A significant factor limiting the expansion of the ungulate population is inclement weather at the time the kids are being born and in the first weeks of their lives. Heavy rains with concomitant drops in temperature can have a deleterious effect (Picton 1984). After a winter with thick snow, some ungulates give birth to smaller and weaker young (Adams 2005), what may have delayed negative effect on population abundance. This cumulative effect of greater energy outlays while giving birth only makes itself felt in later winters and may cause the numbers of animals in a population to fall (Patterson and Power 2002). Moreover, the thickness and hardness of the snow cover may have a potentially significant effect on how predators function. Among the Tatra predators, it is the Eurasian lynx Lynx lynx that is of the greatest importance, as it is the sole large predator in these mountains (the others are the brown bear Ursus arctos and the wolf Canis lupus) whose distribution range coincides with the Tatra chamois habitats (Chovancová and Gömöry 2000). The chamois may be the second-most important prey item in the lynx’s diet after the roe deer Capreolus capreolus (Molinari-Jobin et al. 2002); in the Tatras, the lynx is known to kill up to 20% of all Tatra chamois found dead (Jamrozy et al. 2007).

The population of herbivores depends on the availability of habitat and spatial and temporal distribution of food resources. The general climate warming may lead to expansion of woody plants, and the elevated tree line may reduce the potential habitat area of alpine ungulates (Didion et al. 2011). At present, potential chamois habitat in the Tatras covers an area of 270 km2 (Jamrozy et al. 2007). However, analyses of aerial photographs taken between 1955 and 2004 do not indicate the existence of significant changes in tree line in Tatras (Guzik 2008).

Our results have some limitations that should be taken into account when interpreting the results. First, the climatic conditions should be considered as one of the numerous factors, which have influence on the population dynamic. Number of individuals in a given population depend on intra- and interspecific relationships, and factors like predation, parasites, diseases, food quality and abundance, and human disturbance (Pęksa and Ciach 2018) have influence on reproduction and survival. Results of this study might be also affected by the accuracy of applied counting methodology. Due to weather conditions, number and qualifications of observers detection probability may not be constant in every year, what, in turn may have impact on number of recorded animals and lead to increase of variation.

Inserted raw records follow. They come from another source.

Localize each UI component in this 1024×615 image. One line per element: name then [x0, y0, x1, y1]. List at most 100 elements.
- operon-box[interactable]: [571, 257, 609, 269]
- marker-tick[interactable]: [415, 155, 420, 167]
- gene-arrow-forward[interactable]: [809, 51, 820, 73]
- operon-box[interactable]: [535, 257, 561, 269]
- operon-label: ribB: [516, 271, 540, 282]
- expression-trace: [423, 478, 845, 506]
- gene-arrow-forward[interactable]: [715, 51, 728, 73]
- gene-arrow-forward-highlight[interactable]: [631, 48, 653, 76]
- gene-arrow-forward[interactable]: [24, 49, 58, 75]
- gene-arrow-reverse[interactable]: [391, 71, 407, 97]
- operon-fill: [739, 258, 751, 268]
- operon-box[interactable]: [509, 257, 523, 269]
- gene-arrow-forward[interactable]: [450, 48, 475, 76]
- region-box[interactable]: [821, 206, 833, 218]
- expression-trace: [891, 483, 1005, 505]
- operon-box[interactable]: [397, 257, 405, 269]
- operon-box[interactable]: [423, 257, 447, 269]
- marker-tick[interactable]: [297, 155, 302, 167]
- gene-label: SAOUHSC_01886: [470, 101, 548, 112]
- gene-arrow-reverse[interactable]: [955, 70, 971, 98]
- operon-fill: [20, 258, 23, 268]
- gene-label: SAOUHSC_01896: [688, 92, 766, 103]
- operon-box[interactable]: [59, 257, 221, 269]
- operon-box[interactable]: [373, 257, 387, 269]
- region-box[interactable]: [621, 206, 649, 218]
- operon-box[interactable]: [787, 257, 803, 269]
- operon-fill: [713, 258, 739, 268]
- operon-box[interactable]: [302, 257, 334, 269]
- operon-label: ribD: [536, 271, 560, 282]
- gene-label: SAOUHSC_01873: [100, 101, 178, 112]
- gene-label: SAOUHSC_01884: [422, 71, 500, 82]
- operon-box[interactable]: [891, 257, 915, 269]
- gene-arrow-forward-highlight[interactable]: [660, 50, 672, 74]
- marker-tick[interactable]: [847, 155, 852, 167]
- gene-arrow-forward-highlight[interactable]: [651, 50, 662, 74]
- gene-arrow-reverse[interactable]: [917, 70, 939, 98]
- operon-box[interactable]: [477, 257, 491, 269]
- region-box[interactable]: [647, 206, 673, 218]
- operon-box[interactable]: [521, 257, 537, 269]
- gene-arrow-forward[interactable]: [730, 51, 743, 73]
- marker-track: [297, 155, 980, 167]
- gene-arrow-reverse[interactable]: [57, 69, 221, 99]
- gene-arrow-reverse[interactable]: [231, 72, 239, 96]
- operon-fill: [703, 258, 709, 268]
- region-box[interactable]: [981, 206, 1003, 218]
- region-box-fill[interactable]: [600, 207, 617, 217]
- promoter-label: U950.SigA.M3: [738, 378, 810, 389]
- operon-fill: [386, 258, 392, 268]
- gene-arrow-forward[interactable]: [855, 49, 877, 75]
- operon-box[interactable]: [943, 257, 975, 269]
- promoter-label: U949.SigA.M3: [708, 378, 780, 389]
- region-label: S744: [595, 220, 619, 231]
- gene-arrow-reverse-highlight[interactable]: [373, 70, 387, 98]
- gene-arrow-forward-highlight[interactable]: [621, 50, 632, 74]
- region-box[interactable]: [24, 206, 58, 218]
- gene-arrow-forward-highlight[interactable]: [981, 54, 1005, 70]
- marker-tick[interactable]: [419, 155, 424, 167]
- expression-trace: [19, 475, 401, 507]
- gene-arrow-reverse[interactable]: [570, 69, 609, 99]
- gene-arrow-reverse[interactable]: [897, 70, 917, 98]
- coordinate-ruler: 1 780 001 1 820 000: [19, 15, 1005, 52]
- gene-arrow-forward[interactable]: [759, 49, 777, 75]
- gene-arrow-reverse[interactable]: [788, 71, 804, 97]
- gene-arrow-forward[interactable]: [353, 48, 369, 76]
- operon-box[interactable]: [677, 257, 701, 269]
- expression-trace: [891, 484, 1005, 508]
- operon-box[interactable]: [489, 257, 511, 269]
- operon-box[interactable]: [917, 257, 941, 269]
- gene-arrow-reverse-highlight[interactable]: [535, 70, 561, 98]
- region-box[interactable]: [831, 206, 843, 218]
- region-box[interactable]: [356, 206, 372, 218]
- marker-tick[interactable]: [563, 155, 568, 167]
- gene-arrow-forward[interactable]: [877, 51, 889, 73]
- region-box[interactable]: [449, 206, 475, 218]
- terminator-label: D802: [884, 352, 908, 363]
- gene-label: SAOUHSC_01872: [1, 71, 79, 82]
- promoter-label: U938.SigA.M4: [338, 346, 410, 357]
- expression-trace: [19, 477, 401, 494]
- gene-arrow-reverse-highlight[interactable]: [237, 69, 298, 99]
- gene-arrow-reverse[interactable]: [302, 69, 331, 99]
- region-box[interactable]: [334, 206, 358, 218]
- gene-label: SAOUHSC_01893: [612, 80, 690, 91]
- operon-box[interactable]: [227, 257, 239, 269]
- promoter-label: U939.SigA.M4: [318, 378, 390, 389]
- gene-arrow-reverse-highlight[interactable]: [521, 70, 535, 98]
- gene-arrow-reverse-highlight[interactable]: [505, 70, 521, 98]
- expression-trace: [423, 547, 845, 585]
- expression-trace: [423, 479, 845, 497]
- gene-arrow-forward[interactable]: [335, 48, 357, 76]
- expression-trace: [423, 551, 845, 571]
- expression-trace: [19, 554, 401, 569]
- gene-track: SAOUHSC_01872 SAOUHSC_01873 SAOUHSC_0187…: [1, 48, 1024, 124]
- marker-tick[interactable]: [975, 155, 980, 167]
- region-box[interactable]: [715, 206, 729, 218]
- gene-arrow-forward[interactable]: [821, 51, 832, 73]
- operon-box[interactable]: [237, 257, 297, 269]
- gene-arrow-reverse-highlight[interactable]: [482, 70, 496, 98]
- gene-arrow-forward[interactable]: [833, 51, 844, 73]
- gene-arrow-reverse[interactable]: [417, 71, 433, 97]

In summary, this work has shown that the numbers of the isolated and unhunted population of the Tatra chamois, inhabiting a strictly protected national park area, is correlated with the climatic variables of a high-mountain environment. It indicates that the long-term dynamics of populations of herbivorous species living in a cold climate may benefit from increase of summer temperature as this influence vegetation growth and dynamic, which potentially increase food resources.